Using Fabric and goaccess with nginx logs

Posted on Thu 25 May 2017 in Web

The lazy version

So why bother, I mean we got Google Analytics? Well yes, but I like to take ownership of my logs and reporting, if even in slightly lazy ways. I have also noticed lately that Google Analytics can be targeted by some more ad blockers so I like to always have a backup plan to user friendly reports for my web sites.

I will eventually have to update this to a slightly cleaner method. But for now here is a little explanation to the way I handle site reporting on the websites I deal with. Quick background on the setup:

Server side:

Debian Stable (Jessie)
Nginx
Goaccess

All of those are installed via standard Debian packages

Client side:

python3
fabric3 (API compatible with Fabric but built to run on python 3)

Now most would say use a virtualenv but for tools I tend to use universally (glances, fabric, pelican, etc) I skip the virtualenv because I just want them ready on a system wide basis.

First of all each of my sites has a script that looks like this. On my to do list is the script is universal is to change it to a python utility and pass in the site path variables to make it just one script.

    #!/bin/bash

    # Variables
    LOG_PATH="/var/log/nginx"
    RPT_PATH="setup a writable report path"
    TMP_PATH="setup a writable tmp path"

    # Get files more than a week but less than a month old
    for i in $(find $LOG_PATH -name 'access.log*.gz' -mtime -31 -mtime +6); do
      zcat $i|grep mack-z.com >> $TMP_PATH/month.log
    done

    # Get files more than a day but less than a week old
    for i in $(find $LOG_PATH -name 'access.log*.gz' -mtime -7 -mtime +0); do
      zcat $i|grep mack-z.com >> $TMP_PATH/month.log
      zcat $i|grep mack-z.com >> $TMP_PATH/week.log
    done

    # Get files less than a day old
    for i in $(find $LOG_PATH -name 'access.log*.gz' -mtime -1); do
      zcat $i|grep mack-z.com >> $TMP_PATH/month.log
      zcat $i|grep mack-z.com >> $TMP_PATH/week.log
      zcat $i|grep mack-z.com >> $TMP_PATH/day.log
    done

    # Get current uncompressed Logs
    for i in $(find $LOG_PATH -name 'access.log*' -not -name '*.gz' -mtime -1); do
      cat $i|grep mack-z.com >> $TMP_PATH/month.log
      cat $i|grep mack-z.com >> $TMP_PATH/week.log
      cat $i|grep mack-z.com >> $TMP_PATH/day.log
    done

    # Create Regular Reports
    goaccess -f $TMP_PATH/month.log -a > $RPT_PATH/SiteMonth.html
    goaccess -f $TMP_PATH/week.log -a > $RPT_PATH/SiteWeek.html
    goaccess -f $TMP_PATH/day.log -a > $RPT_PATH/SiteDay.html

    # Clean up temp files
    rm $TMP_PATH/*.log

So, to explain another part of this. I don't maintain a different log for each site. I must confess I am not dealing in the volume levels that would require that. Also I would rather just deal with one log for everything. So what these scripts do is pull out the specific site entries from each log. That is what gets built in the temp area. Also I break everything out by a range of time. For a podcast site/feed I used to run there were additional steps to pull requests that contained .mp3 to try to get a handle on actual episode downloads.

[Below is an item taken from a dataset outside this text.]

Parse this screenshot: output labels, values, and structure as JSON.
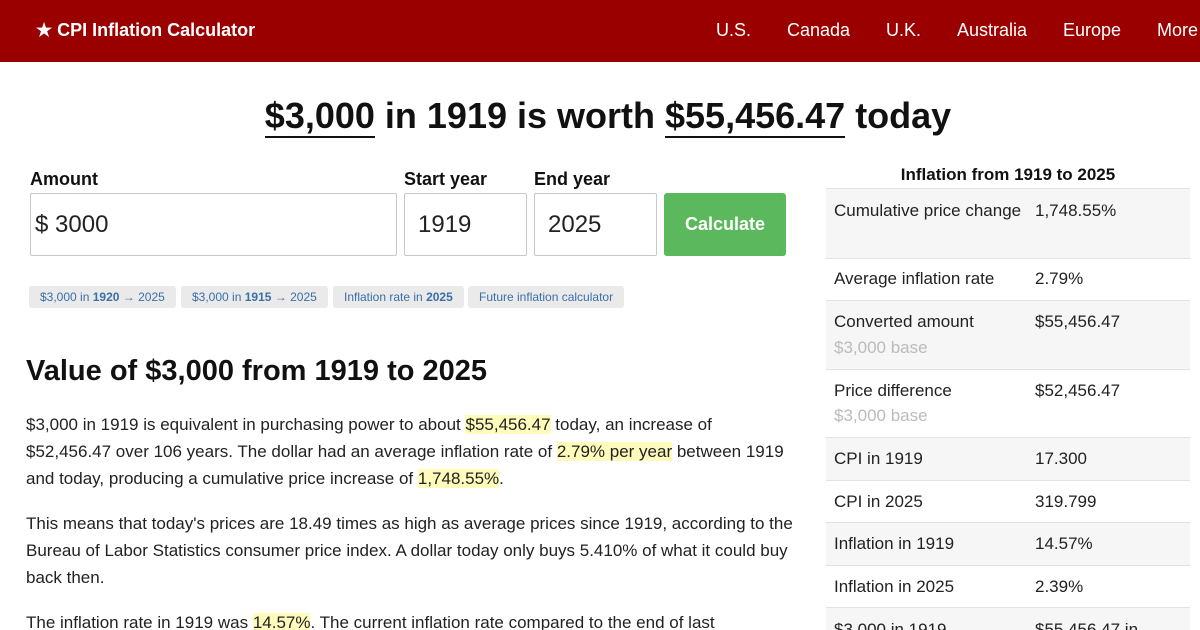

The next part is goaccess is used to create HTML reports and store them in the report directory. I should probably also mention now that if you are using nginx like I am that you will need the following lines in you /etc/goaccess.conf to properly report off of nginx logs.

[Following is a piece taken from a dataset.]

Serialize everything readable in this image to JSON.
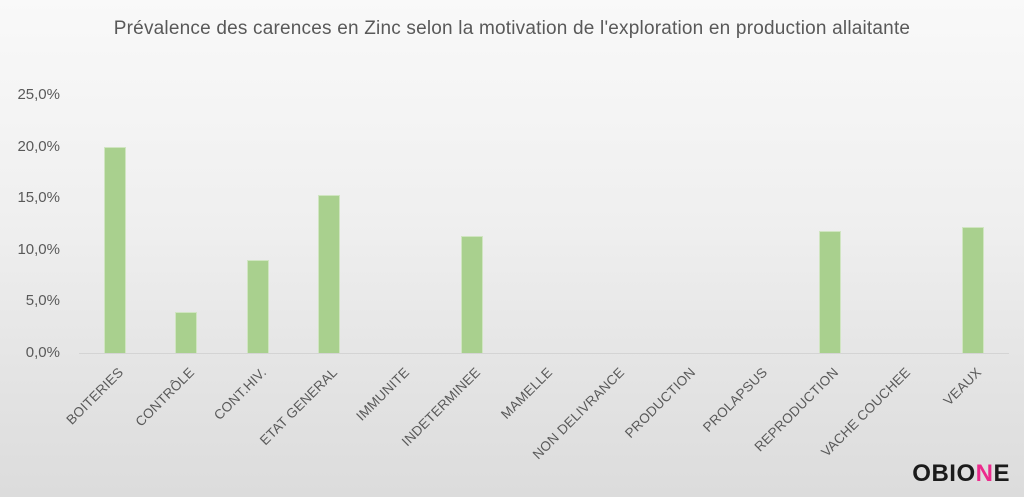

log-format %h %^[%d:%t %^]  "%r" %s %b "%R" "%u" %T %^
date-format %d/%b/%Y

So where does fabric come in. Real simply here is an excerpt form my fabfile.py:

    from fabric.api import *

    [...]

    def get_rpts(mysite):
        sudo("base path of all sites" + mysite + "/scripts/*.sh", mysite)
        get("base path of all sites" + mysite + "/SiteReports/*", mysite)

    [...]

I actually have some other scripts for archives, but that is for another time, but that is why I execute *.sh.

The end result is all the HTML reports get downloaded to a local directory for each site to review.